Linear Regression and Gradient Descent: The Foundation of Machine Learning Explained

What Linear Regression Is and What It's Trying to Do

Linear regression is the simplest machine learning model. It draws a line through data.

You have data points. Each has an input (x) and an output (y): house size and price, years of experience and salary, temperature and ice cream sales. The model's job is to find the line that best predicts y from x. Once you have it, give it any x and it predicts y.

Why start here? Because it's interpretable - you can understand why it made a prediction. It's fast. It works well when the relationship is actually linear. And the concepts transfer to every other model: deep learning, random forests, neural networks all try to find a function that maps inputs to outputs. Linear regression is the simplest function. Everything else is more complicated.

The Line of Best Fit Without Heavy Maths

You define "distance" mathematically. If the line predicts y_predicted and the actual value is y_actual, the error is the difference. You can't just add errors up - positives and negatives would cancel. So you square them (squared error is always positive) and add them all up. This is mean squared error (MSE).

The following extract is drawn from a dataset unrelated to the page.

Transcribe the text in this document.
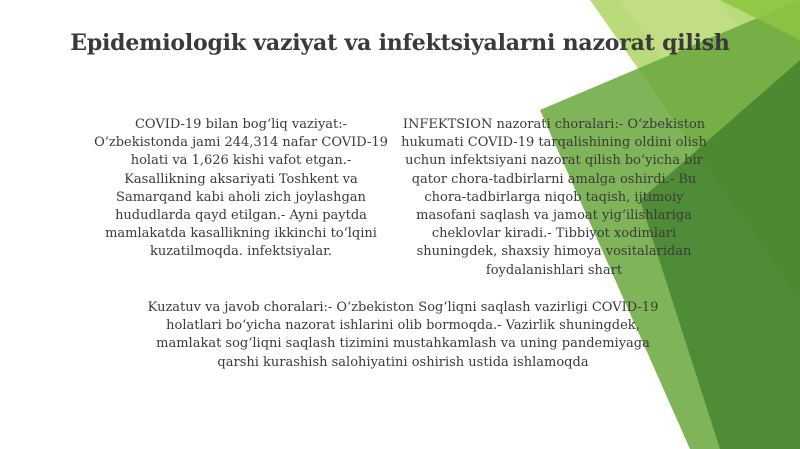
Epidemiologik vaziyat va infektsiyalarni nazorat qilish
COVID-19 bilan bog‘liq vaziyat:- O‘zbekistonda jami 244,314 nafar COVID-19 holati va 1,626 kishi vafot etgan.- Kasallikning aksariyati Toshkent va Samarqand kabi aholi zich joylashgan hududlarda qayd etilgan.- Ayni paytda mamlakatda kasallikning ikkinchi to‘lqini kuzatilmoqda. infektsiyalar.
INFEKTSION nazorati choralari:- O‘zbekiston hukumati COVID-19 tarqalishining oldini olish uchun infektsiyani nazorat qilish bo‘yicha bir qator chora-tadbirlarni amalga oshirdi.- Bu chora-tadbirlarga niqob taqish, ijtimoiy masofani saqlash va jamoat yig‘ilishlariga cheklovlar kiradi.- Tibbiyot xodimlari shuningdek, shaxsiy himoya vositalaridan foydalanishlari shart
Kuzatuv va javob choralari:- O‘zbekiston Sog‘liqni saqlash vazirligi COVID-19 holatlari bo‘yicha nazorat ishlarini olib bormoqda.- Vazirlik shuningdek, mamlakat sog‘liqni saqlash tizimini mustahkamlash va uning pandemiyaga qarshi kurashish salohiyatini oshirish ustida ishlamoqda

The computer's job: find the line that minimises MSE. A line is defined by slope (m) and intercept (b): y = mx + b. The search is for values of m and b that make MSE as small as possible. That search is gradient descent.

What Gradient Descent Is: The Hill-Walking Analogy

Imagine you're lost in fog on a hill. You can't see the bottom, but you can feel the slope under your feet. If you always walk downhill, you'll eventually reach the bottom. Gradient descent is that algorithm.

Start with random values for m and b. Compute the error. Ask: if I change m slightly, does the error get smaller or bigger? If smaller, move that way. Adjust m and b a little. Ask again. Keep doing this - always moving in the direction of smaller error - until moving in any direction makes things worse. That's the bottom. That's your best fit.

The gradient is the slope of the error surface. The direction the gradient points is where error increases fastest. Moving opposite to the gradient means moving towards lower error.

The learning rate controls step size. Big steps are fast but risky - you might overshoot. Small steps are slow but safe. You pick a learning rate and tune it experimentally.

How Gradient Descent Finds the Best Model

In practice:

1. Start with random m and b
2. Compute the error (MSE)
3. Compute the gradient - the direction to change m and b to reduce error
4. Take a small step in that direction
5. Repeat hundreds or thousands of times

After many iterations, m and b stop changing meaningfully. You've converged. That's your trained model.

This is the basic training loop for almost every machine learning model. Neural networks have way more parameters to adjust, but the idea is identical: define what "good" means (loss function), compute the gradient, take steps to reduce loss.

For linear regression, the mathematics guarantees the error surface is bowl-shaped - convex, with one minimum. Gradient descent finds it reliably. For more complex models the surface can be bumpier, which is why training neural networks is more involved.

Why This Matters as a Foundation for Everything Else

Every model you build later has the same structure: a loss function (how to measure wrong), parameters to adjust, an optimisation algorithm (usually gradient descent or a variant), and validation to check whether the model generalises.

In logistic regression, you're still minimising a loss function with gradient descent. In neural networks, same thing - just with way more parameters. In random forests, you're still measuring how well predictions match reality.

Understanding linear regression gives you intuition for why those models work. And it's often the right tool. When you have a big complicated dataset with fancy models available, sometimes the simplest thing that works is a linear regression. It's interpretable, fast, and deployable. If a deep learning model gets 2% higher accuracy but you can't explain its predictions, the linear regression might be the better choice.

You don't need to derive gradient formulas by hand. But you should understand what a loss function is, why you minimise it, how gradient descent navigates the error surface, and what convergence means. That understanding is the difference between calling fit() as magic and actually being able to debug when training goes wrong.